L'obbligatorietà di procedere al recupero dei contributi condominiali non versati entro sei mesi dalla chiusura dell'esercizio nel quale il credito è compreso introduce peraltro una sorta di automatismo, ponendo l'amministratore entro limiti temporali ben definiti e limitandone la discrezionalità nella gestione di questi rapporti.
Se però i tempi di avvio della procedura divengono così celeri e ben scanditi, lo stesso non si può dire delle fasi successive della procedura giudiziale di recupero, che spesso fa registrare tempi lunghi già solo per l'emissione del decreto ingiuntivo, così come poi per il proseguo, rendendo vani, dunque, i tentativi di recuperare tempestivamente le quote condominiali non versate.
Anche per questo motivo, oltre che per ridurre i costi che un'azione giudiziale comporta, è sempre auspicabile, laddove si trovi la disponibilità del condomino moroso, tentare di risolvere la pendenza in via stragiudiziale, facendo ricorso alla predisposizione di piani di rientro o ad altre modalità di ammortamento.
L'amministratore del condominio, inoltre, dopo la riforma del 2012, può oggi ricorrere, ove tecnicamente possibile, alla sospensione dalla fruizione del servizio comune nei confronti del condomino moroso da almeno un semestre, così come previsto sempre dall'art. 63, al terzo comma, indipendentemente dalla presenza all'interno del regolamento condominiale di un'espressa autorizzazione in tal senso, che invece era prevista come necessaria dal testo dell'articolo ante riforma.
Anche questo è, dunque, oggi uno strumento a disposizione dell'amministratore e utilizzabile più largamente e con maggiore efficacia come deterrente e per tentare di evitare le lungaggini giudiziarie.
Il tema è stato peraltro oggetto di approfondimento da parte del Garante, nel Vademecum su "Il condominio e la privacy", pubblicato nell'ottobre del 2013 e dove molto chiaramente si spiega che, oltre alla possibilità di comunicare i dati ai terzi creditori che ne fanno richiesta, le "eventuali inadempienze possono essere comunicate dall'amministratore agli altri condomini al momento del rendiconto annuale oppure a seguito della richiesta effettuata da un condomino nell'esercizio del potere di vigilanza e controllo". Parimenti sarà, inoltre, possibile farne oggetto di discussione nel corso dell'assemblea.
La violazione di queste indicazioni evidentemente potrà avere anche dei risvolti sotto il profilo penale.
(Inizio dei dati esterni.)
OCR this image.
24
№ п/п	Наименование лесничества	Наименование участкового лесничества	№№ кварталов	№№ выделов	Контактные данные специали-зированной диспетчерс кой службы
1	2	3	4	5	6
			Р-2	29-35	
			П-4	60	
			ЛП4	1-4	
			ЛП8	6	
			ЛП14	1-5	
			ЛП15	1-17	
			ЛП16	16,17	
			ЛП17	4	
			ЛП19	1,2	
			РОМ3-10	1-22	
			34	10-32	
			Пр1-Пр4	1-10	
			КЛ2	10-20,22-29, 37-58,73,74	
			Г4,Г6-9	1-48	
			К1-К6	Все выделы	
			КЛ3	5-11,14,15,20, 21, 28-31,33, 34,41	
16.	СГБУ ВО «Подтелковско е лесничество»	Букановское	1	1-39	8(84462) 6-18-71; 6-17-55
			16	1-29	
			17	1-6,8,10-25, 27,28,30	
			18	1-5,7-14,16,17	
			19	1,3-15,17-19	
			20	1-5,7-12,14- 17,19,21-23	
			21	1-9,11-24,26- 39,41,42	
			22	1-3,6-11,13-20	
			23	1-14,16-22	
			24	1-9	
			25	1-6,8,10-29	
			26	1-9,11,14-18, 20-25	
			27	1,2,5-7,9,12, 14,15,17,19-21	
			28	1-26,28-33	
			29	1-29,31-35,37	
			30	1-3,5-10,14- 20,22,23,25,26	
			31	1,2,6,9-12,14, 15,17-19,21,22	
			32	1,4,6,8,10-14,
Se, infatti, il Garante per la privacy e il legislatore hanno ritenuto legittimo potere trasmettere i dati dei condomini morosi ai creditori e discutere le singole posizioni all'interno dell'assemblea, questo non autorizza però l'amministratore o gli altri condomini a dare più larga diffusione a questi dati, rivolgendosi a terzi non interessati alla questione o trattandoli al di fuori del contesto idoneo, che è appunto l'assemblea condominiale.
In tal senso si è orientata la Corte di Cassazione che in numerose sentenze (ex plurimis Corte di Cassazione nn. 4364/2014, 3076/2012, 13540/2008) ha ribadito che integra il reato di diffamazione ex art. 595 codice penale, l'affissione dei nominativi dei condomini morosi negli spazi condominiali comuni e di fatto accessibili ad un numero indeterminato di soggetti anche estranei al condominio stesso come, ad esempio, nella bacheca degli avvisi spesso presente nell'androne d'ingresso del condominio.
A maggior ragione, indipendentemente dalla veridicità dell'informazione, è diffamazione riferire verbalmente a terzi circa la morosità di un condomino, fuori dai casi sopra esposti (creditori e assemblea), come ancora una volta ribadito dalla Suprema Corte in una recente sentenza (Corte di Cassazione, sezione quinta penale, n. 46498, 11/11/2014).
A dover fare attenzione, dunque, non è solo l'amministratore del condominio, ma anche tutti i condomini e i creditori messi a conoscenza delle informazioni relative alle posizioni di morosità.